Die Pharisäer stoßen sich daran, dass die Heilung am Sabbat war
und bezweifeln, dass Jesus ein Mann Gottes ist, wo er doch das so
bedeutende Gebot der Sabbatruhe gebrochen hat. Sie können den
Geheilten nicht dazu bringen, sich negativ über Jesus zu äußern.

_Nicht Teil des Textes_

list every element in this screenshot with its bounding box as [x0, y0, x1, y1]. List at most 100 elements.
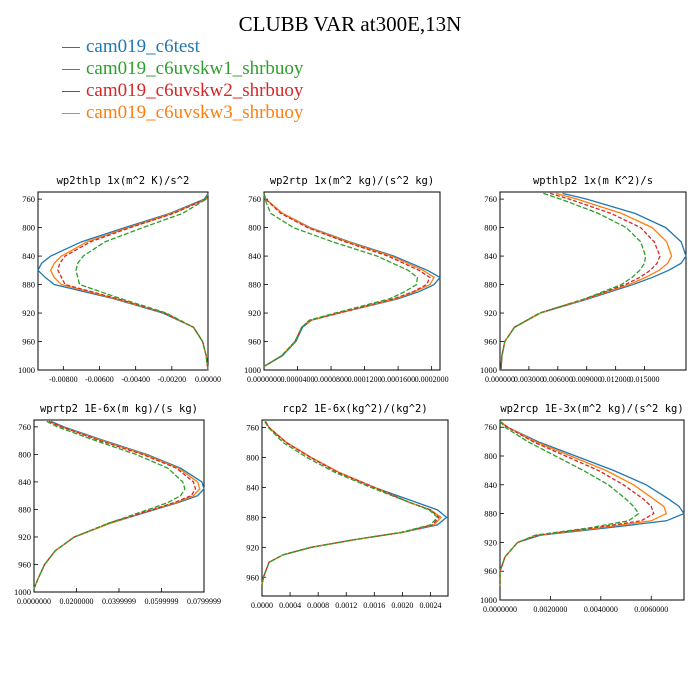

Mehr und mehr wird der Mann zum Außenseiter, seine Eltern
distanzieren sich von ihm aus Angst vor den Pharisäern. Schließlich
wird er hinausgeworfen. Vielleicht berührt uns so viel Gesetzesgläubigkeit
unangenehm und wir dürfen uns ruhig fragen lassen, warum der Mensch
für uns oft so unbedeutend bleibt gegenüber vermeintlich höheren
Werten wie Ordnungen, Vorschriften und seien es Kirchengebote oder
andere Prinzipien oder Gewohnheiten. Schließlich
begegnet Jesus dem Mann ein zweites Mal. Dabei stellt er die alles
entscheidende Frage: Glaubst du an den Menschensohn? Der Geheilte,
der Jesus so wunderbar erlebt hat, ahnt etwas von dessen Bedeutung.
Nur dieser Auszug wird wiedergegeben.